February 2, 2009 / 5:58 PM / in 9 years

Canadian bank CEOs to forgo millions in pay

TORONTO (Reuters) - Royal Bank of Canada’s chief executive plans to forfeit nearly C$5 million in compensation as the country’s biggest bank looks to weather the global financial crisis.

Gord Nixon will forgo his 2008 variable compensation package, made up of deferred share units and 10-year stock options, totaling C$4.95 million. It is part of his mid- and long-term compensation package at RBC.

He received a cash bonus of C$2.4 million in December, part of his short-term incentive package and down 40 percent from the prior year. Nixon said he will use the after-tax proceeds to buy Royal shares.

Nixon had a base salary of C$1.4 million in 2008 and his total direct compensation was listed at C$8.75 million in the proxy circular.

Battered by fallout from the global financial crisis and economic downturn, Royal Bank shares hit their lowest level in more than five years last week, but have since recovered a little. Royal was down 1 percent at C$30.10 on the Toronto Stock Exchange late afternoon on Monday.

“I have confidence in the future performance of Canada and RBC, but feel my decision is appropriate at this time,” Nixon said in a statement that accompanied the bank’s management proxy circular, adding his move was a “personal” decision.

“I believe as the global economic performance turns around, RBC has significant opportunities, given its strong businesses and relative global strength. And, as its CEO and a significant shareholder, I would benefit from any recovery.”

Royal Bank reported more than C$4.5 billion in profit in 2008, though down 17 percent from the year before. Results in the latest quarter were down 15 percent on higher loan loss provisions.

The bank missed on its 2008 target to grow diluted earnings per share and return on equity, but topped expectations on its dividend payout ratio.

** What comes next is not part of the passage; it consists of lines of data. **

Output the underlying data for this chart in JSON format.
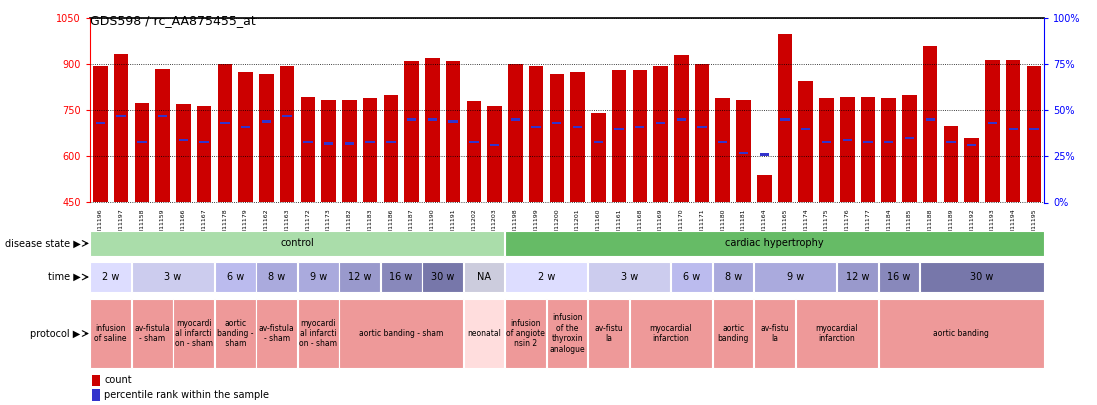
{
  "title": "GDS598 / rc_AA875455_at",
  "samples": [
    "GSM11196",
    "GSM11197",
    "GSM11158",
    "GSM11159",
    "GSM11166",
    "GSM11167",
    "GSM11178",
    "GSM11179",
    "GSM11162",
    "GSM11163",
    "GSM11172",
    "GSM11173",
    "GSM11182",
    "GSM11183",
    "GSM11186",
    "GSM11187",
    "GSM11190",
    "GSM11191",
    "GSM11202",
    "GSM11203",
    "GSM11198",
    "GSM11199",
    "GSM11200",
    "GSM11201",
    "GSM11160",
    "GSM11161",
    "GSM11168",
    "GSM11169",
    "GSM11170",
    "GSM11171",
    "GSM11180",
    "GSM11181",
    "GSM11164",
    "GSM11165",
    "GSM11174",
    "GSM11175",
    "GSM11176",
    "GSM11177",
    "GSM11184",
    "GSM11185",
    "GSM11188",
    "GSM11189",
    "GSM11192",
    "GSM11193",
    "GSM11194",
    "GSM11195"
  ],
  "counts": [
    895,
    935,
    775,
    885,
    770,
    765,
    900,
    875,
    870,
    895,
    795,
    785,
    785,
    790,
    800,
    910,
    920,
    910,
    780,
    765,
    900,
    895,
    870,
    875,
    740,
    880,
    880,
    895,
    930,
    900,
    790,
    785,
    540,
    1000,
    845,
    790,
    795,
    795,
    790,
    800,
    960,
    700,
    660,
    915,
    915,
    895
  ],
  "percentile_ranks_pct": [
    43,
    47,
    33,
    47,
    34,
    33,
    43,
    41,
    44,
    47,
    33,
    32,
    32,
    33,
    33,
    45,
    45,
    44,
    33,
    31,
    45,
    41,
    43,
    41,
    33,
    40,
    41,
    43,
    45,
    41,
    33,
    27,
    26,
    45,
    40,
    33,
    34,
    33,
    33,
    35,
    45,
    33,
    31,
    43,
    40,
    40
  ],
  "ylim_left": [
    450,
    1050
  ],
  "ylim_right": [
    0,
    100
  ],
  "yticks_left": [
    450,
    600,
    750,
    900,
    1050
  ],
  "yticks_right": [
    0,
    25,
    50,
    75,
    100
  ],
  "bar_color": "#CC0000",
  "blue_color": "#3333CC",
  "disease_state_groups": [
    {
      "label": "control",
      "start": 0,
      "end": 20,
      "color": "#AADDAA"
    },
    {
      "label": "cardiac hypertrophy",
      "start": 20,
      "end": 46,
      "color": "#66BB66"
    }
  ],
  "time_groups": [
    {
      "label": "2 w",
      "start": 0,
      "end": 2,
      "color": "#DDDDFF"
    },
    {
      "label": "3 w",
      "start": 2,
      "end": 6,
      "color": "#CCCCEE"
    },
    {
      "label": "6 w",
      "start": 6,
      "end": 8,
      "color": "#BBBBEE"
    },
    {
      "label": "8 w",
      "start": 8,
      "end": 10,
      "color": "#AAAADD"
    },
    {
      "label": "9 w",
      "start": 10,
      "end": 12,
      "color": "#AAAADD"
    },
    {
      "label": "12 w",
      "start": 12,
      "end": 14,
      "color": "#9999CC"
    },
    {
      "label": "16 w",
      "start": 14,
      "end": 16,
      "color": "#8888BB"
    },
    {
      "label": "30 w",
      "start": 16,
      "end": 18,
      "color": "#7777AA"
    },
    {
      "label": "NA",
      "start": 18,
      "end": 20,
      "color": "#CCCCDD"
    },
    {
      "label": "2 w",
      "start": 20,
      "end": 24,
      "color": "#DDDDFF"
    },
    {
      "label": "3 w",
      "start": 24,
      "end": 28,
      "color": "#CCCCEE"
    },
    {
      "label": "6 w",
      "start": 28,
      "end": 30,
      "color": "#BBBBEE"
    },
    {
      "label": "8 w",
      "start": 30,
      "end": 32,
      "color": "#AAAADD"
    },
    {
      "label": "9 w",
      "start": 32,
      "end": 36,
      "color": "#AAAADD"
    },
    {
      "label": "12 w",
      "start": 36,
      "end": 38,
      "color": "#9999CC"
    },
    {
      "label": "16 w",
      "start": 38,
      "end": 40,
      "color": "#8888BB"
    },
    {
      "label": "30 w",
      "start": 40,
      "end": 46,
      "color": "#7777AA"
    }
  ],
  "protocol_groups": [
    {
      "label": "infusion\nof saline",
      "start": 0,
      "end": 2,
      "color": "#EE9999"
    },
    {
      "label": "av-fistula\n- sham",
      "start": 2,
      "end": 4,
      "color": "#EE9999"
    },
    {
      "label": "myocardi\nal infarcti\non - sham",
      "start": 4,
      "end": 6,
      "color": "#EE9999"
    },
    {
      "label": "aortic\nbanding -\n sham",
      "start": 6,
      "end": 8,
      "color": "#EE9999"
    },
    {
      "label": "av-fistula\n- sham",
      "start": 8,
      "end": 10,
      "color": "#EE9999"
    },
    {
      "label": "myocardi\nal infarcti\non - sham",
      "start": 10,
      "end": 12,
      "color": "#EE9999"
    },
    {
      "label": "aortic banding - sham",
      "start": 12,
      "end": 18,
      "color": "#EE9999"
    },
    {
      "label": "neonatal",
      "start": 18,
      "end": 20,
      "color": "#FFDDDD"
    },
    {
      "label": "infusion\nof angiote\nnsin 2",
      "start": 20,
      "end": 22,
      "color": "#EE9999"
    },
    {
      "label": "infusion\nof the\nthyroxin\nanalogue",
      "start": 22,
      "end": 24,
      "color": "#EE9999"
    },
    {
      "label": "av-fistu\nla",
      "start": 24,
      "end": 26,
      "color": "#EE9999"
    },
    {
      "label": "myocardial\ninfarction",
      "start": 26,
      "end": 30,
      "color": "#EE9999"
    },
    {
      "label": "aortic\nbanding",
      "start": 30,
      "end": 32,
      "color": "#EE9999"
    },
    {
      "label": "av-fistu\nla",
      "start": 32,
      "end": 34,
      "color": "#EE9999"
    },
    {
      "label": "myocardial\ninfarction",
      "start": 34,
      "end": 38,
      "color": "#EE9999"
    },
    {
      "label": "aortic banding",
      "start": 38,
      "end": 46,
      "color": "#EE9999"
    }
  ],
  "background_color": "#FFFFFF"
}
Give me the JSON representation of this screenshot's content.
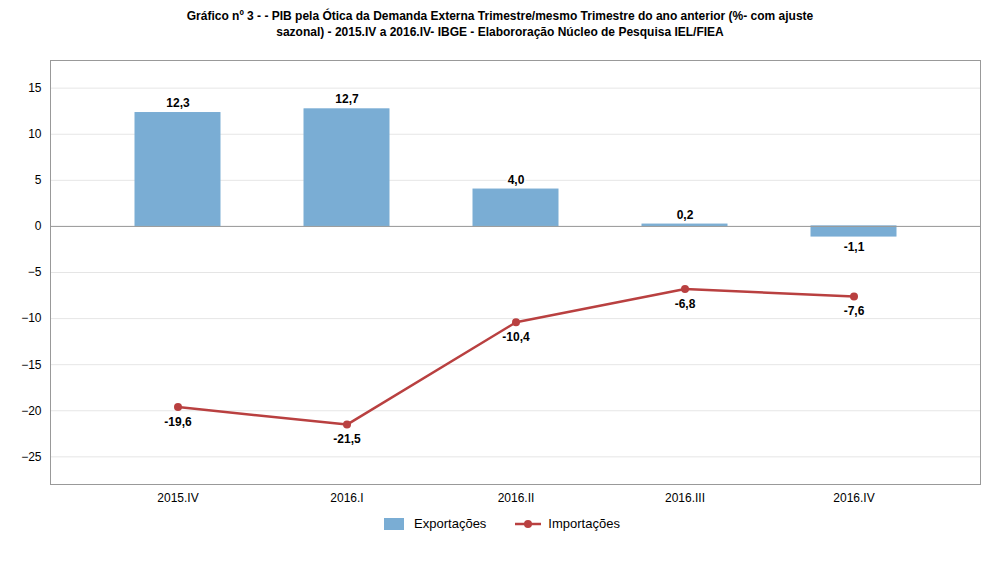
{
  "chart_data": {
    "type": "bar",
    "title": "Gráfico nº 3 - - PIB pela Ótica da Demanda Externa Trimestre/mesmo Trimestre do ano anterior (%- com ajuste",
    "subtitle": "sazonal) - 2015.IV a 2016.IV- IBGE - Elabororação Núcleo de Pesquisa IEL/FIEA",
    "categories": [
      "2015.IV",
      "2016.I",
      "2016.II",
      "2016.III",
      "2016.IV"
    ],
    "series": [
      {
        "name": "Exportações",
        "type": "bar",
        "color": "#7aadd4",
        "values": [
          12.3,
          12.7,
          4.0,
          0.2,
          -1.1
        ],
        "value_labels": [
          "12,3",
          "12,7",
          "4,0",
          "0,2",
          "-1,1"
        ]
      },
      {
        "name": "Importações",
        "type": "line",
        "color": "#b94040",
        "marker": "circle",
        "values": [
          -19.6,
          -21.5,
          -10.4,
          -6.8,
          -7.6
        ],
        "value_labels": [
          "-19,6",
          "-21,5",
          "-10,4",
          "-6,8",
          "-7,6"
        ]
      }
    ],
    "ylim": [
      -28,
      18
    ],
    "yticks": [
      -25,
      -20,
      -15,
      -10,
      -5,
      0,
      5,
      10,
      15
    ],
    "grid": true,
    "legend": "bottom",
    "data_labels": true
  }
}
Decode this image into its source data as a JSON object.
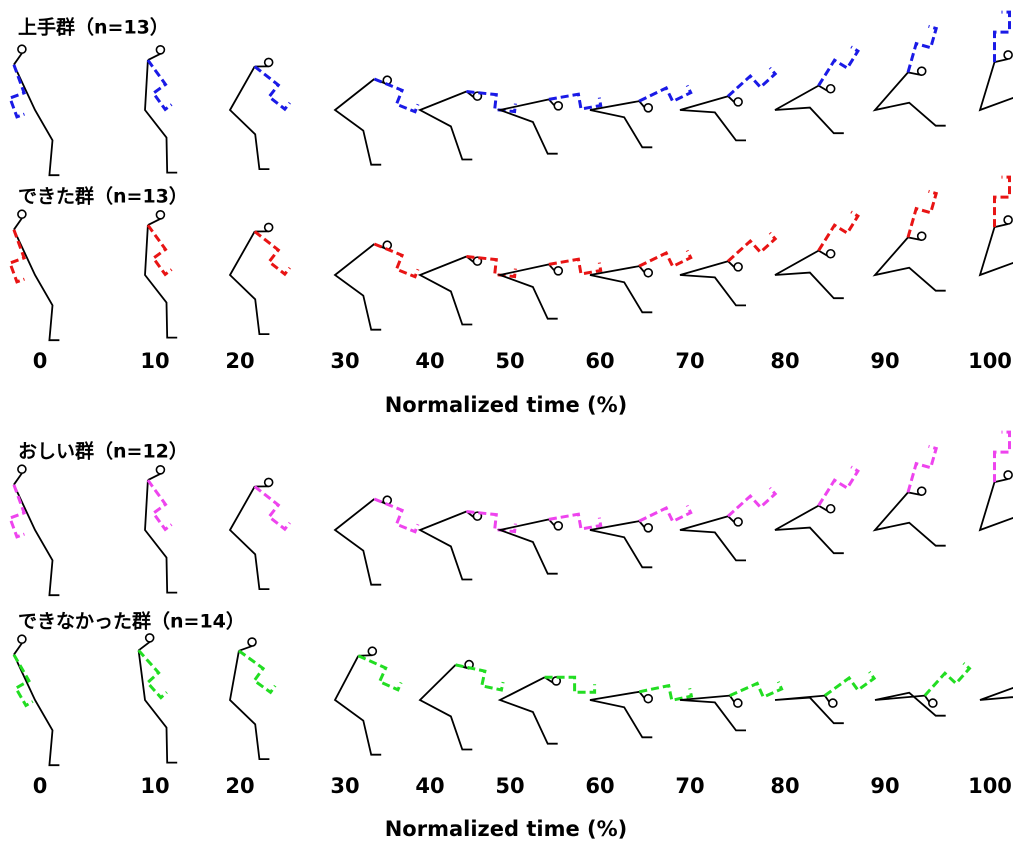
{
  "panels": [
    {
      "groups": [
        {
          "label": "上手群（n=13）"
        },
        {
          "label": "できた群（n=13）"
        }
      ],
      "ticks": [
        0,
        10,
        20,
        30,
        40,
        50,
        60,
        70,
        80,
        90,
        100
      ],
      "xlabel": "Normalized time (%)"
    },
    {
      "groups": [
        {
          "label": "おしい群（n=12）"
        },
        {
          "label": "できなかった群（n=14）"
        }
      ],
      "ticks": [
        0,
        10,
        20,
        30,
        40,
        50,
        60,
        70,
        80,
        90,
        100
      ],
      "xlabel": "Normalized time (%)"
    }
  ]
}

Bank of Montreal also announced on Monday that CEO Bill Downe would give up both his mid-term and long-term compensation of C$4.1 million for 2008.

“While BMO delivered solid financial performance in 2008 ... my decision to forgo this compensation is a result of my reflection upon the current economic environment,” Downe said in a statement.

The banks said Downe plans to invest his 2008 short-term compensation of C$1.4 million in BMO’s share units and common stock.

At Bank of Nova Scotia, CEO Rick Waugh’s total compensation was cut to about C$7.5 million, down 20 percent from the previous year and in line with the bank’s performance.

Due to the “unprecedented” economic environment last year, several key targets were not met at Scotiabank, including its missed aims for EPS growth and return on equity.

Waugh, the CEO at Canada’s third-largest bank, will continue to earn a base salary of C$1 million in fiscal 2009, the circular said.

Canada’s banking sector, described as one of the strongest in the world, has endured the financial crisis better than many of its international peers, which have needed massive amounts of government aid.